• image04
 

China and the G20. ‘Inclusive’ is the new normal.

Hangzhou - G20 summit location 2016 Notes cover

The 2015 G20 is finished and thoughts now turn to the 2016 summit to be held in Hangzhou, next September.

Where?! I hear Westerners say. Well, amongst other things Hangzhou has one of the largest railway stations in the world and features in my recent book ‘Notes from a Beijing coffee shop’ as the home of Yuan Rui Ming featured in Chapter 10.

www.notesfromabeijingcoffeeshop.com

However, hangzhou is also the vibrant and entrepreneurial home of Alibaba now famous for having the biggest stock exchange listing in history as well as the driver behind 11.11 singles day, the online shopping phenomina which resulted this year in over RMB14bn being spent on-line in one day! The G20 will be blessed with residing in a brand new complex overlooking the river in Hangzhou which for centuries has been a major source of trade and commerce. only an hour on the high speed train from Shanghai, Hangzhou is the beautiful and serene sister to the fast moving and fast money Shanghai.

Clearly the world is currently pre-occupied by non business issues and the tragic events in Paris and Mali. However, the stated Chinese agenda for the G20 event in China is interesting.

‘Building an innovative, invigorated, integrated and inclusive world economy’.

The use of the word ‘inclusive’ is interesting. I saw it emblazoned across the backdrop for the 21 member Asia-Pacific meeting this week in Manilla in the Philippines so it’s clearly already catching on. it was also intewresting that the Chinese Foreign Minisrty only confirmed Xi Jinping’s attendance on 9th November, a little late but not too late, as ever in china. All this despite the recent territorial spats with the Philippines over the South China Sea islands.

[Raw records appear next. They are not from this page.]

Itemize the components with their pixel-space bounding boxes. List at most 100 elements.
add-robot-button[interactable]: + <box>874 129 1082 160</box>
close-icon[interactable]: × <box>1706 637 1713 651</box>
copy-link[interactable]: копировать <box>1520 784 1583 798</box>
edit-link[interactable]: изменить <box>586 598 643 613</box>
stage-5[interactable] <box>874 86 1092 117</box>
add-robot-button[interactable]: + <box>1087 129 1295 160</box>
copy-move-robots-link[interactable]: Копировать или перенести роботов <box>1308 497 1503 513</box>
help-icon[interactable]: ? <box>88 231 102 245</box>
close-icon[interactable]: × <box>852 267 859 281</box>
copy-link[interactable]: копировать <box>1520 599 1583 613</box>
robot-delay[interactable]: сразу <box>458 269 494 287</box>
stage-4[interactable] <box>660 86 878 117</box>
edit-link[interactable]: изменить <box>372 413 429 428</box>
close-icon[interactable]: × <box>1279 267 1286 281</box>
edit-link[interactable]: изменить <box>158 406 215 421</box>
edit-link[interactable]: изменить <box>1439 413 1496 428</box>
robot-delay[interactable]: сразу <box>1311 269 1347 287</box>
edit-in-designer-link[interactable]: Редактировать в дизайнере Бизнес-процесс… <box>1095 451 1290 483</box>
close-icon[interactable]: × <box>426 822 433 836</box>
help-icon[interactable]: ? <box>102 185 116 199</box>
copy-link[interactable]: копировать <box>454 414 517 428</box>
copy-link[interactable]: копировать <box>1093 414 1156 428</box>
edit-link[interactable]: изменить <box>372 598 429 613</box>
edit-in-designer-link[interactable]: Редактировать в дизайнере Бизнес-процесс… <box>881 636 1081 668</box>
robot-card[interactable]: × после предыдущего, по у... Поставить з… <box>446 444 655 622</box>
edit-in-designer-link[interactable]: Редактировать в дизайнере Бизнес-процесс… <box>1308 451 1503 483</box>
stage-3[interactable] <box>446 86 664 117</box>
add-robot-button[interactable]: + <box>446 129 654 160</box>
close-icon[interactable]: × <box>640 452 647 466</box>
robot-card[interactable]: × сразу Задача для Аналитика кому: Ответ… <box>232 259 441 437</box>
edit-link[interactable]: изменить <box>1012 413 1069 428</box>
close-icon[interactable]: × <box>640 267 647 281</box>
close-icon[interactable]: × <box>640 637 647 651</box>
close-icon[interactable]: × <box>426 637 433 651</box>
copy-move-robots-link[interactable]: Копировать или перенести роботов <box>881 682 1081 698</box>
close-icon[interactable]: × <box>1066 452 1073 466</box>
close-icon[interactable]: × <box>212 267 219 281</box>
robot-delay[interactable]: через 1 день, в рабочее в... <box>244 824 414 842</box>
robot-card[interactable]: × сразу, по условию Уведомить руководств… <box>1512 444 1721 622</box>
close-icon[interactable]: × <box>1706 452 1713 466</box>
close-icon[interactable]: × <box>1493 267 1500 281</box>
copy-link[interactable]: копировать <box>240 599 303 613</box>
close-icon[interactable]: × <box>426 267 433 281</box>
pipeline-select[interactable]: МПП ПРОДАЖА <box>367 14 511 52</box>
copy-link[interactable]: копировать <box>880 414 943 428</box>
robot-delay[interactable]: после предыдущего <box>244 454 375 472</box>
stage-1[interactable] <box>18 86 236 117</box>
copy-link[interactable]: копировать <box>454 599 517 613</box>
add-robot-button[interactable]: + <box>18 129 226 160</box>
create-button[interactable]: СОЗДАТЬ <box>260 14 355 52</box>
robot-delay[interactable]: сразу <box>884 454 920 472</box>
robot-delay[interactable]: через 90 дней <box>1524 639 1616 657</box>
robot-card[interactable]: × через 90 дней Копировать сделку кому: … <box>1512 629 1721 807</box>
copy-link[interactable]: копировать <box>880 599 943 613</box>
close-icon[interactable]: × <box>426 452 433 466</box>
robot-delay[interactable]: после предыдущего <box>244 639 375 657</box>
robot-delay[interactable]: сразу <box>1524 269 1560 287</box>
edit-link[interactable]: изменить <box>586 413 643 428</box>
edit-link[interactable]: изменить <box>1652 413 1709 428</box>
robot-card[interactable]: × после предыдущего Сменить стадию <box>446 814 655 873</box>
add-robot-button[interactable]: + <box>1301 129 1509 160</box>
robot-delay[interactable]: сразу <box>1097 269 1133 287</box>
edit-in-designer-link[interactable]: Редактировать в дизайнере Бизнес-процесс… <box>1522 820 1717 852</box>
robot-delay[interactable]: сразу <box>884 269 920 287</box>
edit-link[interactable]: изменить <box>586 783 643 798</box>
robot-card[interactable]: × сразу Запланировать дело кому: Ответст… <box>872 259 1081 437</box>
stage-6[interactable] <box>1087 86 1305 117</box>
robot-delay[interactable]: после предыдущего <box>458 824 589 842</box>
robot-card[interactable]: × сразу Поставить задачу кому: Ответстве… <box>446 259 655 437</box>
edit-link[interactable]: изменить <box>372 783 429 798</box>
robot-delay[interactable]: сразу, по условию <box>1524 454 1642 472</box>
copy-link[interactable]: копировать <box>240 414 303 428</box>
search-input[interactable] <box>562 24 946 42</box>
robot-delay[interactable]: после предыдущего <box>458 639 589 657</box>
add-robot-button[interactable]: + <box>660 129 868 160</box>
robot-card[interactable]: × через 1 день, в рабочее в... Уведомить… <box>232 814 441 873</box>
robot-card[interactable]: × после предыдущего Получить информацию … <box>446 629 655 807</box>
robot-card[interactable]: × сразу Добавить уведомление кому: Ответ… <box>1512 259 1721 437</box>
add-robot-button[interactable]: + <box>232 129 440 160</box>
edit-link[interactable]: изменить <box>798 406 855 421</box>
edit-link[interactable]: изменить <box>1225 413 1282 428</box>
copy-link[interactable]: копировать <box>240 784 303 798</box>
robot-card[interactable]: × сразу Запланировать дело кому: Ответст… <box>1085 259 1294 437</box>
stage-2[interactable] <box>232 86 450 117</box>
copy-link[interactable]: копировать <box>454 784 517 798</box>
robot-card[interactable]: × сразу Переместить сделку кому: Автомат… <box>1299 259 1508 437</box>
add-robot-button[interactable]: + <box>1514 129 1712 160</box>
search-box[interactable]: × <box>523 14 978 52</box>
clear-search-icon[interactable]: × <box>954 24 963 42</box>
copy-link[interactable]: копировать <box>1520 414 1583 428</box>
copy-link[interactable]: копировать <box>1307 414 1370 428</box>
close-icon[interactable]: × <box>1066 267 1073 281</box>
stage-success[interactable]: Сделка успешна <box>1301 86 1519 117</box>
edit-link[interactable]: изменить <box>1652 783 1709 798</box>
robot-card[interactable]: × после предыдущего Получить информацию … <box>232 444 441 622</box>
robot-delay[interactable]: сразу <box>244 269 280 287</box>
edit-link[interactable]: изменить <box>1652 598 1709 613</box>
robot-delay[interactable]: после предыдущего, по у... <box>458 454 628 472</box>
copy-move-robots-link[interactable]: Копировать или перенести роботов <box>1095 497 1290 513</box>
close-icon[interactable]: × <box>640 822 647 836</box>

In my time here in China I have been impressed and often surprised at how interconnected the Chinese see the world and how inclusive they want to be. This is not the perception busienss people in the West have of the coountry. I meet people outside the country who remain deeply suspiciuos of China’s motives. They see a country that has achieved phenominal economic growth, almost by stealth, and fear an economic powerhouse exisitng in some form of vacum or parallel universe. The UK and US media feeding frenzy and howls of outrage surrounding investment when the Chinese President visited both countries recently seem to support this.

Nothing could be further from the truth.

In all my conversatios, many captured in my books, almost every business person I have ever spoken to in China accepts and welcomes the fact that big business is interconnected. They all believe China has a major role to play in manufacturing, financing and increasingly, technology but no one thinks China exists or can operate in splendid isolation.

As this amazing country opens up still further I look forward to more people in the West getting this.

Hopefully the greater openness we are seeing as well as next year’s G20 will accelerate the process.